Es wird erwartet, dass die BoE die Zinsen am 22. Juni erneut anhebt, und zwar von 4,5% auf 4,75%, nachdem sich die Inflation im April weniger verlangsamt hat als erhofft. Investoren sehen eine etwa 60%ige Chance, dass der Leitzins noch in diesem Jahr auf 5,5% steigt.

Zwei der neun Mitglieder des geldpolitischen Ausschusses sind jedoch der Meinung, dass die verzögerten Auswirkungen der bisherigen Zinserhöhungen der BoE auf die Wirtschaft eine weitere Straffung der Politik nicht erforderlich machen.

Im Folgenden finden Sie eine Zusammenfassung der Faktoren, die die BoE im Vorfeld ihrer nächsten Sitzung abwägt.

INFLATION

Die britische Verbraucherpreisinflation (CPI) sank im April auf 8,7% im Jahresvergleich, gegenüber 10,1% im März, lag aber über der Prognose der BoE von 8,4%. Neben Italien war dies der höchste Wert unter den fortgeschrittenen Volkswirtschaften der Gruppe der Sieben.

Noch beunruhigender für die BoE ist, dass zwei Messgrößen für das zugrunde liegende Preiswachstum - die Kerninflation, die die Preise für Energie, Lebensmittel und Tabak ausschließt, und der Preisanstieg im Dienstleistungssektor - beide die höchsten Raten seit 1992 erreichten.

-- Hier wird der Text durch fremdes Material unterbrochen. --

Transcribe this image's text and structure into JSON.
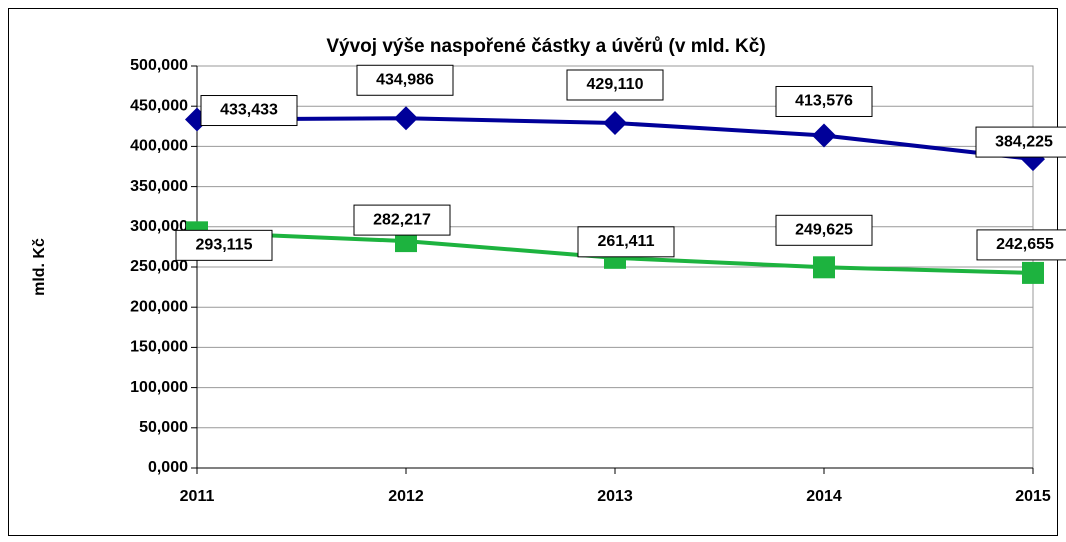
{
  "chart_data": {
    "type": "line",
    "title": "Vývoj výše naspořené částky a úvěrů (v mld. Kč)",
    "y_label": "mld. Kč",
    "categories": [
      "2011",
      "2012",
      "2013",
      "2014",
      "2015"
    ],
    "series": [
      {
        "color": "#000099",
        "marker": "diamond",
        "values": [
          433.433,
          434.986,
          429.11,
          413.576,
          384.225
        ],
        "value_labels": [
          "433,433",
          "434,986",
          "429,110",
          "413,576",
          "384,225"
        ]
      },
      {
        "color": "#1db33f",
        "marker": "square",
        "values": [
          293.115,
          282.217,
          261.411,
          249.625,
          242.655
        ],
        "value_labels": [
          "293,115",
          "282,217",
          "261,411",
          "249,625",
          "242,655"
        ]
      }
    ],
    "ylim": [
      0,
      500
    ],
    "yticks": [
      {
        "value": 0,
        "label": "0,000"
      },
      {
        "value": 50,
        "label": "50,000"
      },
      {
        "value": 100,
        "label": "100,000"
      },
      {
        "value": 150,
        "label": "150,000"
      },
      {
        "value": 200,
        "label": "200,000"
      },
      {
        "value": 250,
        "label": "250,000"
      },
      {
        "value": 300,
        "label": "300,000"
      },
      {
        "value": 350,
        "label": "350,000"
      },
      {
        "value": 400,
        "label": "400,000"
      },
      {
        "value": 450,
        "label": "450,000"
      },
      {
        "value": 500,
        "label": "500,000"
      }
    ],
    "grid": true
  }
}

Die von Reuters im letzten Monat befragten Analysten prognostizierten jedoch, dass sich der Verbraucherpreisindex im vierten Quartal dieses Jahres auf 3,7% verlangsamen und in einem Jahr nur noch knapp über dem Ziel der BoE von 2% liegen wird, da der letztjährige Anstieg der Energiepreise aus den Zahlen herausfällt. Die meisten Analysten erwarteten, dass der Leitzins bei 5,0% liegen würde.

INFLATIONSERWARTUNGEN

Die BoE tröstet sich mit Anzeichen dafür, dass die Inflationserwartungen sinken, nachdem sie in den letzten Monaten gestiegen waren.

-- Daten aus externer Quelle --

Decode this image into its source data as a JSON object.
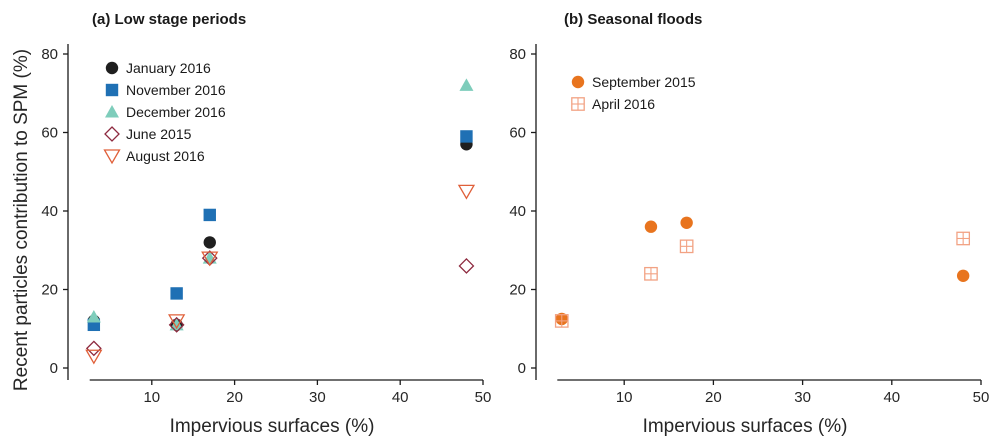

Laut einer Umfrage der US-Bank Citi und des Meinungsforschungsinstituts YouGov sind die öffentlichen Erwartungen für die Inflation in den nächsten fünf bis zehn Jahren, die von der Zentralbank genau beobachtet werden, im Mai auf den niedrigsten Stand seit fast zwei Jahren (3,5%) gesunken.

Die von der BoE im Mai befragten Unternehmen beabsichtigten, die Preise im kommenden Jahr um 5,1% zu erhöhen. Im April waren es noch 5,9% gewesen, der niedrigste Wert seit der russischen Invasion in der Ukraine.

LOHNABSCHLÜSSE

Dieselbe BoE-Umfrage ergab, dass die Unternehmen im kommenden Jahr 5,2% höhere Löhne und Gehälter anstrebten. Dies war ein Rückgang gegenüber den Erwartungen von 5,4% im April und der niedrigste Stand seit Juli 2022.

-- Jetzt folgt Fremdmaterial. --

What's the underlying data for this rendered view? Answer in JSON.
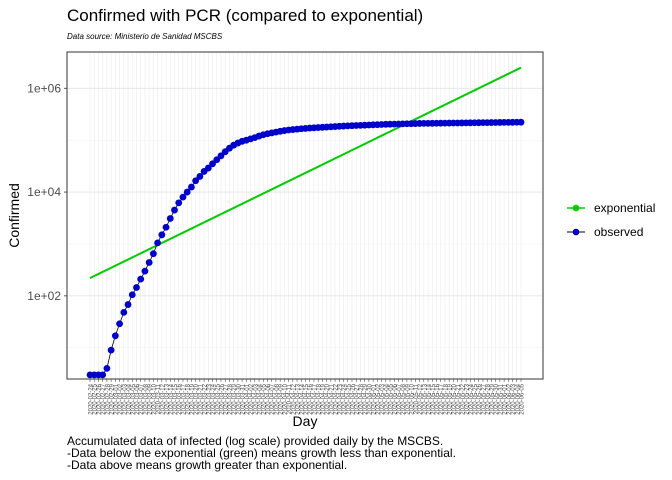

Daten des Personalberatungsunternehmens XpertHR zeigen jedoch, dass die Arbeitgeber in den drei Monaten bis April 6% der Löhne und Gehälter gezahlt haben, was dem jüngsten Rekordanstieg entspricht.

INFLATIONSHITZE AUF DEM ARBEITSMARKT

Die BoE ist besorgt über die langfristige Inflationshitze auf dem Arbeitsmarkt, wo sich der Arbeitskräftemangel, der durch einen Anstieg der Zahl der Langzeitkranken nach der COVID-19-Pandemie verursacht wurde, durch die neuen Brexit-Regeln für Arbeitnehmer aus der Europäischen Union noch verschärft hat.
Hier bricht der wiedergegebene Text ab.